その日の夜のこと。

「私にできること、何かないのでしょうか……」

 志希は自室のベッドの中で、もう五回目となる呟きを漏らしていた。
 志希の頭の中で渦巻いているのは、源内が口にした不安だった。

 源内の不安の大元にあるのは、大切な奥さんとの死別だ。同じく大切な人を亡くした経験がある者として、源内には少しでも不安が取り除かれた状態で新生活に向かってほしい。そのために、自分にできることはないのか。

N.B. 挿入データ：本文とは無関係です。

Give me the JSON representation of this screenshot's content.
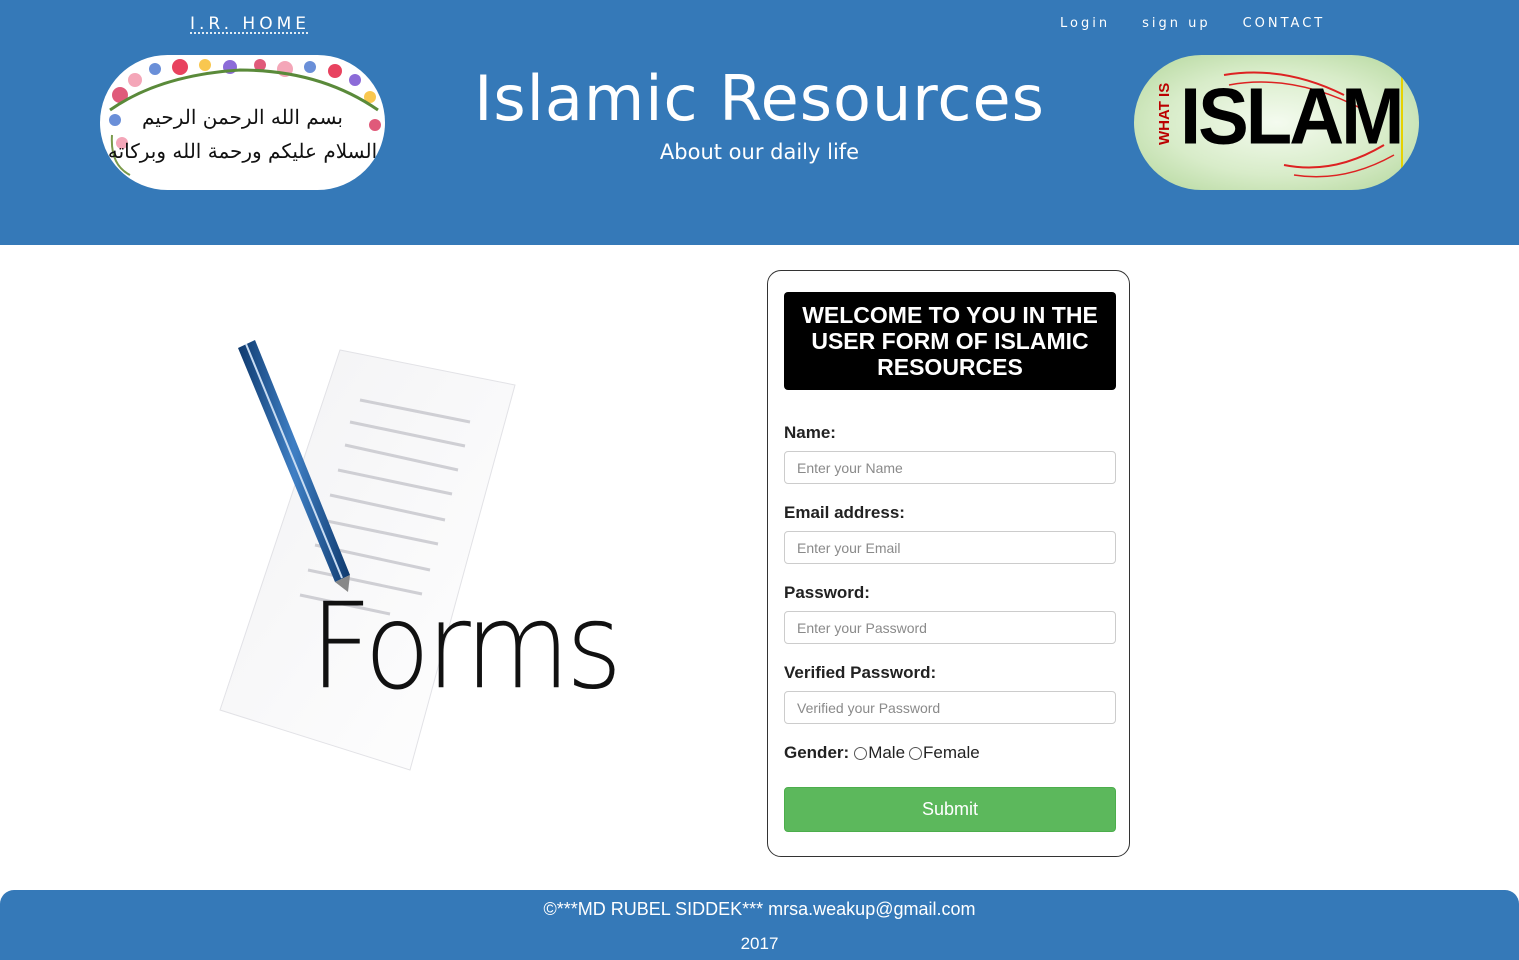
{
  "nav": {
    "home": "I.R. HOME",
    "links": [
      "Login",
      "sign up",
      "CONTACT"
    ]
  },
  "header": {
    "title": "Islamic Resources",
    "subtitle": "About our daily life",
    "left_banner_text": [
      "بسم الله الرحمن الرحيم",
      "السلام عليكم ورحمة الله وبركاته"
    ],
    "right_banner_text": {
      "small": "WHAT IS",
      "big": "ISLAM"
    }
  },
  "illustration": {
    "caption": "Forms"
  },
  "form": {
    "title": "WELCOME TO YOU IN THE USER FORM OF ISLAMIC RESOURCES",
    "name_label": "Name:",
    "name_placeholder": "Enter your Name",
    "email_label": "Email address:",
    "email_placeholder": "Enter your Email",
    "password_label": "Password:",
    "password_placeholder": "Enter your Password",
    "verify_label": "Verified Password:",
    "verify_placeholder": "Verified your Password",
    "gender_label": "Gender:",
    "gender_options": [
      "Male",
      "Female"
    ],
    "submit_label": "Submit"
  },
  "footer": {
    "line1": "©***MD RUBEL SIDDEK*** mrsa.weakup@gmail.com",
    "line2": "2017"
  },
  "colors": {
    "header_bg": "#3579b8",
    "submit_bg": "#5cb85c",
    "title_box_bg": "#000000"
  }
}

 志希は、源内が帰ってからずっとそんなことを考え続けていた。

「……だめですね。きっと、このままでは……」

 そう呟いて、志希は体を起こした。
 ベッドの中でひとり考えていても、思考が煮詰まっていくだけ。眠ることさえできやしない。
 志希はカーディガンを羽織って布団から抜け出し、一階へ続く階段を下りて行った。

 店舗のカウンターを覗くと、荒熊さんが尻尾を振って鼻歌を歌いながら、本に値札をつけていた。一階の店舗は、カフェの営業を終えた後、バーとして営業している。どうやらその営業を終えて、仕入れた本をカフェに並べる準備をしていたようだ。

 と、その時だ。荒熊さんの手と鼻歌が、不意に止まった。

「志希ちゃん、眠れないのかな?」

 荒熊さんが、扉の陰にいる志希の方を向く。
 さすがは神様。志希がいることはお見通しだったらしい。志希は「はい……」と返事をしながら、荒熊さんのところへ歩み寄った。

「眠れない原因は、源内さんのことかな」

「さすがは荒熊さんです。全部お見通しなのですね」

 隠れていたこと、眠れないこと、そしてその原因。すべてを言い当てられ、志希が降参するように苦笑する。